There's also another way to think about the objective function. Suppose we have a guess about which variables are non-zero in the optimal solution. Represent this by a vector with $m$ elements, each either one or zero, which we will call $b$. Can we determine whether this set of subsets to use in the calculation is feasible, and if so, what the appropriate weights are? We can. Simply remove the columns of $A$ and the entries in $q$ corresponding to the $0$ entries in $b$, and solve the resulting problem in a least squares sense. If the solution is feasible, it will have a zero residual. Otherwise, it will have non-zero residuals. If we use $b$ as our input variable instead of $q$ we end up with a nicer objective function, with more restriction on available inputs (each entry of b can be either 1 or 0):
$$ \begin{align} \\ D(b) &= 1^Tb \end{align} $$
Now we just need to specify a set of constraints that make that objective function work. First, we specify the least squares problem we need to solve inside the constraint function: $$ \begin{align} \\ \bar{A}\bar{q} &= v(P^*) \end{align} $$
The least squares solution is : $$ \begin{align} \\ \hat{q} &= \argmin_{\bar{q}} (\bar{A}\bar{q} - v(P^*))^T (\bar{A}\bar{q} - v(P^*)) \\ \hat{q} &= \left(\bar{A}^T \bar{A} \right)^{-1} \bar{A}^T v(P^*) \\ \end{align} $$
And our constraint is $ (\bar{A}\hat{q} - v(P^*))^T(\bar{A}\hat{q} - v(P^*)) = 0 $. In this, it's important to note that $\bar{A}$ and $\hat{q}$ are functions of the input variable $b$.

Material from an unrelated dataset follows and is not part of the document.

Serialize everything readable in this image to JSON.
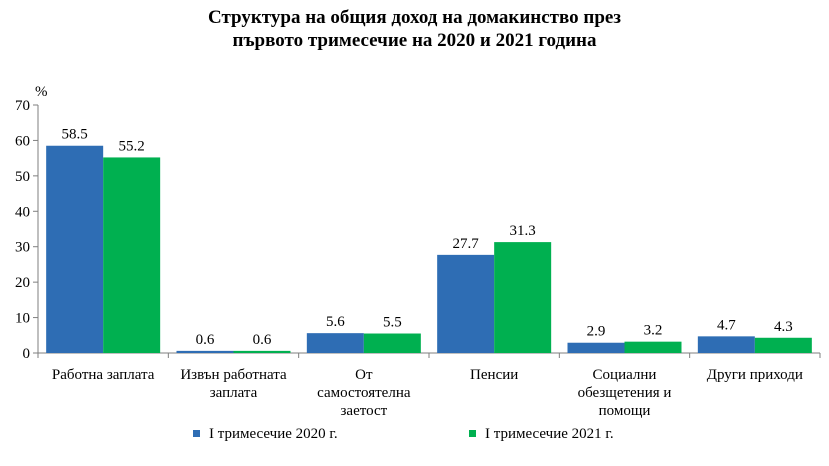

So, under this formulation of the problem, we have a linear binary programming problem with a nonlinear equality constraint.
Both of these types of problems are NP complete. There are, however, algorithms that can help solve these types of problems, or at least get somewhat close to an optimal solution, in a reasonable amount of computation time. For the first problem formulation, you can look at genetic/evolutionary global optimizers, or direct/pattern search algorithms. These are somewhat common, and included, for instance, in MATLAB's optimization toolbox. The second section approach is a pretty exotic problem, and probably shouldn't be the focus of your search for an optimizer, although I think there are some academic papers that might help solve that formulation.